FORT WORTH, Texas — A Goodyear official said that air pressures that teams were using contributed to some drivers blowing tires in Sunday’s Cup playoff race at Texas Motor Speedway.

Chase Elliott, Kevin Harvick and Martin Truex Jr. all crashed while leading after blowing a tire. Among the others who had tire issues were Alex Bowman, Chris Buescher Cole Custer and Christopher Bell twice. 

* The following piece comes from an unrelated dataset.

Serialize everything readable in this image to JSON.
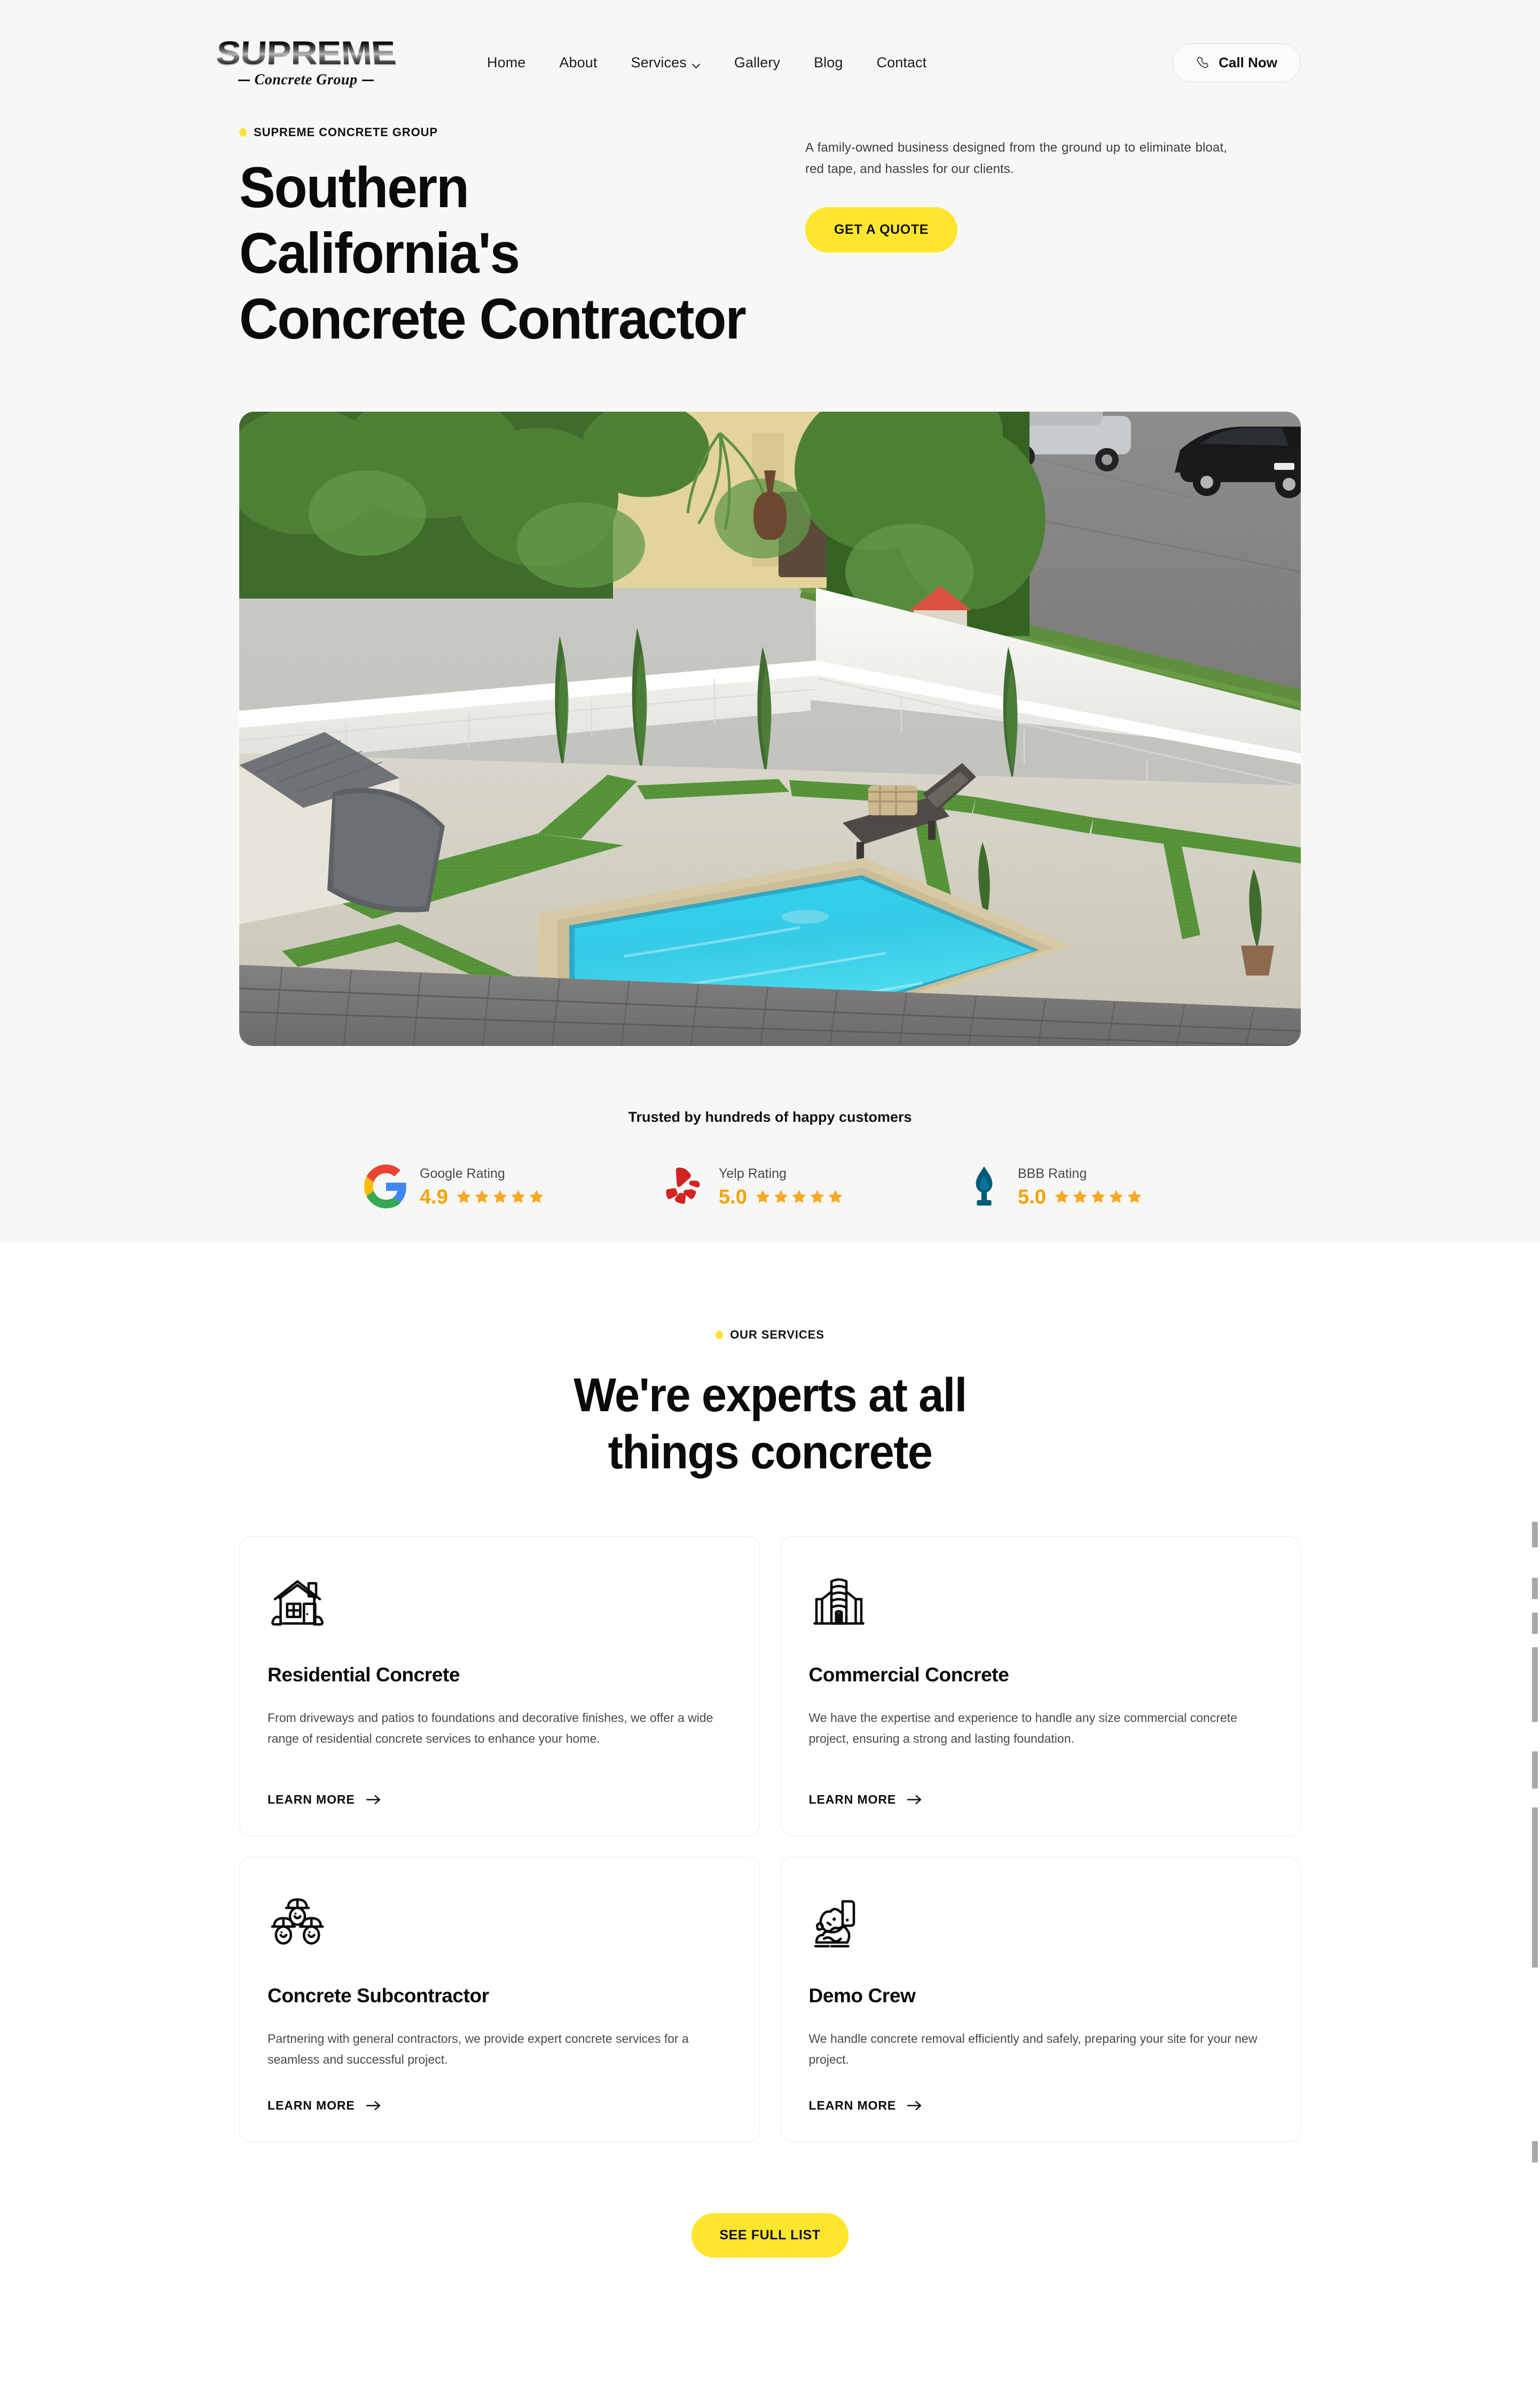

“We’re gaining as much information as we can from the teams, trying to understand where they are with regard to their settings, air pressures, cambers, suspicions,” said Greg Stucker, Goodyear’s director of racing Sunday. “For sure I can say without a doubt air pressure is playing into it. We know where a lot of the guys are. Some were more aggressive than others. We know that plays a part.

MORE: NASCAR says it missed William Byron spinning Denny Hamlin under caution 

“I’m not saying that’s the only thing, but it’s certainly a factor, so we’re just trying to understand everything else that is going on with regard to specific teams. We know a lot of guys have not had issues. We’ve had guys put full fuel runs on tires, but, obviously, other guys have had issues. We’ll be working with them to try to sort through that is.”

Eight of the 16 cautions were related to tire failures that caused drivers to spin or crash.

“It’s not a good look, that’s for sure,” Ryan Blaney said of the tire issues others had. “How many leaders blew tires tonight? Three or four?

“You just don’t understand what is making these things do that. From last week to this week, it’s really unfortunate. It’s just luck now.

“You never know if you’re going to blow one. You go into (Turn) 3 almost every lap with 40 laps on your stuff and I don’t know if one is going to blow out or not. That’s not safe. That’s for sure. Running (180) into (Turn) 3 and the thing blows out and you have no time to react to it. It’s unfortunate. I hope we can figure that out.”

Blaney said he was confused that the tires were blowing partly into a run instead of much earlier.

“It was weird because those tires didn’t blow right away,” he said. “Like the pressures were low. They blew like after a cycle or two on them, which is the weird thing.”

Asked how he handles that uncertainty, Blaney said: “Nothing I can do about it. Just hope and pray.”

After his crash, Elliott was diplomatic toward Goodyear’s situation:

“I’m not sure that Goodyear is at fault,” he said. “Goodyear always takes the black eye, but they’re put in a really tough position by NASCAR to build a tire that can survive these types of racetracks with this car. I wouldn’t blame Goodyear.”

Tyler Reddick, who won Sunday’s race at Texas, said his team made adjustments to the air pressure settings after Saturday’s practice.

“We ran enough laps, were able to see that we had been too aggressive on our right front tire,” he said. “So we made some adjustments going into the race, thankfully.”

This same time was used at Kansas and will be used again at Las Vegas next month in the playoffs. 

Reddick is hopeful of a change but also knows it might take time.

“I just think to a degree, potentially, as these cars have gotten faster and we’re getting more speed out of them, maybe, hypothetically speaking, we’re putting the cars through more load and more stress on the tire than they ever really thought we would be,” he said. 

“I know Goodyear will fix it. That’s what they do. It’s going to be a process. I know they’re going to be on top of it. Hey, they don’t want to see those failures. We don’t want to see them either. They’re going to be working on looking through and trying to find out exactly what is going on. We’ll all learn from it.

“It’s a brand-new car. It’s the first time in the history of our sport we’ve gone to an 18-inch wheel and independent rear suspension. All these things are way different, diffuser. All these things, way different. We’re all learning together. Unfortunately, just the nature of it, we’re having tire failures.”